🎉News

SimpleVLA-RL: Open RL Framework for Vision–Language–Action Models

SimpleVLA-RL is an efficient RL framework for VLA that improves long-horizon planning under data scarcity. It leverages reinforcement learning that can substantially outperforms SFT in simulation and real-world tasks, reveals a "pushcut" new-action phenomenon, and strengthens spatial/object/goal generalization.

🎉News

[2025-10-01] SimpleVLA-RL now supports RoboTwin2.0 Benchmark. Feel free to experiment with it!
[2025-09-12] Excited to release the SimpleVLA-RL paper! Check it out: Paper.
[2025-05-27] We release the code of SimpleVLA-RL.

📌Highlights

Efficient and Effective VLA Reinforcement Learning Framework

End-to-end VLA RL pipeline built on veRL with VLA-specific optimizations
Multi-environment parallel rendering significantly accelerates VLA trajectory sampling
Leverages veRL's state-of-the-art infrastructure: efficient distributed training (FSDP), hybrid communication patterns, and optimized memory management for fast training/inference

Model and Environment Support

VLA Models: OpenVLA, OpenVLA-OFT
Benchmarks: LIBERO, RoboTwin 1.0/2.0
Modular architecture for easy integration of new VLA models, benchmarks and RL algorithms (Upcoming)

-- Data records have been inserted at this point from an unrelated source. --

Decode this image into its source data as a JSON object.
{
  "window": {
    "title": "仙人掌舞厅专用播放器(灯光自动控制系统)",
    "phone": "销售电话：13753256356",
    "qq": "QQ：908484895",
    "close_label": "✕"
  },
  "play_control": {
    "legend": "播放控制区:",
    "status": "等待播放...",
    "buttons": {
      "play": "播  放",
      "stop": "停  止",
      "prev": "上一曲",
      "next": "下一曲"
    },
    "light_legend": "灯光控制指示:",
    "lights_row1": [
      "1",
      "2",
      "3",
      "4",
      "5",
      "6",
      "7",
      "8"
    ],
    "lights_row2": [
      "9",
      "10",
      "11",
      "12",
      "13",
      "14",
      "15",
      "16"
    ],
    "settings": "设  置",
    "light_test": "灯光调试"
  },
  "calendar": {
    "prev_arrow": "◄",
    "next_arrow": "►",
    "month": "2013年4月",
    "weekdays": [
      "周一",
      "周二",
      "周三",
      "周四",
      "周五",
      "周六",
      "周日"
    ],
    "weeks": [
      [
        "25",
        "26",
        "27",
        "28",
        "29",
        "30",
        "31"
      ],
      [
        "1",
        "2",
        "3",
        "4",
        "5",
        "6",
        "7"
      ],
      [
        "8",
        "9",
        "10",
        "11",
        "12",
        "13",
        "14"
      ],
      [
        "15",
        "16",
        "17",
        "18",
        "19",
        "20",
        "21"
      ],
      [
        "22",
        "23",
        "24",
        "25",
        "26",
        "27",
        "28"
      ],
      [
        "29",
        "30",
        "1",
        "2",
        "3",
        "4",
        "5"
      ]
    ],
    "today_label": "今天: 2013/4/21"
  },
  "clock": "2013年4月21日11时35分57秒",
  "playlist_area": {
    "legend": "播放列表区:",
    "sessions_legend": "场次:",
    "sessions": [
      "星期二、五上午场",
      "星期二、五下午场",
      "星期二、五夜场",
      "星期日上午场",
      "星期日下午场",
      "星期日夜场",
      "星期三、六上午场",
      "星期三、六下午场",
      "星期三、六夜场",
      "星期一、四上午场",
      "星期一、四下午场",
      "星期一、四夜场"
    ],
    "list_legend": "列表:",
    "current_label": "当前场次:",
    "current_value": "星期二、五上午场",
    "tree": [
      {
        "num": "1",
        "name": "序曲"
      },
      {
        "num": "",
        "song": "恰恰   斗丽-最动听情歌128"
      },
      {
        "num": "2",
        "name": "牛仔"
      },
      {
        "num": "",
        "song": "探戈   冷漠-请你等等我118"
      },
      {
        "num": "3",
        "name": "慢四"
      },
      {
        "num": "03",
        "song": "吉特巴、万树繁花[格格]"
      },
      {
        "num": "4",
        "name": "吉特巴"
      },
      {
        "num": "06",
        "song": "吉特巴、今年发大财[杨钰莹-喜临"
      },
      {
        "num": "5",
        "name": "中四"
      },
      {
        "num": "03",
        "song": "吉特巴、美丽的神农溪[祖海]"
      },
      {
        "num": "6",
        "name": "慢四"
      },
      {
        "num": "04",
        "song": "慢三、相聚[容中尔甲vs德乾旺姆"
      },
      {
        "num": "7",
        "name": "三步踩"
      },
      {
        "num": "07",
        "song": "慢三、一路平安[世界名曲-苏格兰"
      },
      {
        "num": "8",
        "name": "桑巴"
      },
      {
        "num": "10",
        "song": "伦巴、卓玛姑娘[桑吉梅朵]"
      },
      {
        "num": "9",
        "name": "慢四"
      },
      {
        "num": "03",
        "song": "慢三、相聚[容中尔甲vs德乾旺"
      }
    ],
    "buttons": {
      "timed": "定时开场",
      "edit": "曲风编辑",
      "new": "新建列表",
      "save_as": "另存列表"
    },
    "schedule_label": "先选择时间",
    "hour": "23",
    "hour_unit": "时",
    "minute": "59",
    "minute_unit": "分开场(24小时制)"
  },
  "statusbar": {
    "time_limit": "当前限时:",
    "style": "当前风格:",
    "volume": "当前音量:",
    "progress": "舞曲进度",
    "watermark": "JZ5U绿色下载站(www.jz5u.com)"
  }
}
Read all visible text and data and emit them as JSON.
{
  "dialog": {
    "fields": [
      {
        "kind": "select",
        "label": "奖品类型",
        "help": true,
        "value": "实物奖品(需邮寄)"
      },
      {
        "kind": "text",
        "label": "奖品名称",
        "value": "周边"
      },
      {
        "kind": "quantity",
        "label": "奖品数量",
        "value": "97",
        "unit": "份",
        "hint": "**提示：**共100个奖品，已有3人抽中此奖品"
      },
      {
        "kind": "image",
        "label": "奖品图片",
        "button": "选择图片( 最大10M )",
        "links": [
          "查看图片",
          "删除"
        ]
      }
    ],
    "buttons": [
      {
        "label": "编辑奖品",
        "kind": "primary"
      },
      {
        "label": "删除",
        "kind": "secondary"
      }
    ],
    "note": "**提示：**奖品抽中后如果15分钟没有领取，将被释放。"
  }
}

Minimal Reward Engineering and Exploration Strategies

Binary (0/1) outcome rewards - no complex reward design needed
Exploration strategies: dynamic sampling, adaptive clipping, temperature tuning

🔧Key Implementations

SimpleVLA-RL extends veRL with VLA-specific components across the following modules:

verl/trainer/main_ppo.py

Main entry point with ray initialization
RobRewardManager for reward distribution

verl/trainer/ppo/ray_trainer.py

Main RL training loop: data loading, VLA rollout, model updates, evaluation, checkpointing
RL algorithm-specific advantage computation

verl/workers/fsdp_workers.py

Source of core functions called in ray_trainer.py
VLA model/optimizer initialization, generate_sequences, compute_entropy, update_actor

verl/workers/actor/dp_rob.py

Specific implementation of functions in fsdp_workers.py
RL loss computation, policy updates, compute_log_prob, compute_entropy

verl/workers/rollout/rob_rollout.py

VLA rollout implementation: environment creation, multi-environment parallel rendering, VLA action generation, environment interaction, video saving, trajectory and 0/1 reward collection

verl/utils/dataset/rob_dataset.py

Dataset construction for training/testing across benchmarks

verl/utils/vla_utils/

VLA model implementations (OpenVLA-OFT/OpenVLA from official code)

✨Getting Started

1. Set Up the Environment

See SETUP.md for detailed instructions on setting up the conda environment.

2. Prepare the SFT Model

An SFT (Supervised Fine-Tuning) VLA model is required for RL training. Below are the available options:

OpenVLA-OFT SFT Models
Download from the SimpleVLA-RL Collection. Available models include:
- libero-10 traj1/trajall SFT
- libero-goal/object/spatial traj1 SFT
- Robotwin2.0 tasks traj1000 SFT
OpenVLA SFT Models
Download from here.
Other Models
For other models, you may need to fine-tune them yourself.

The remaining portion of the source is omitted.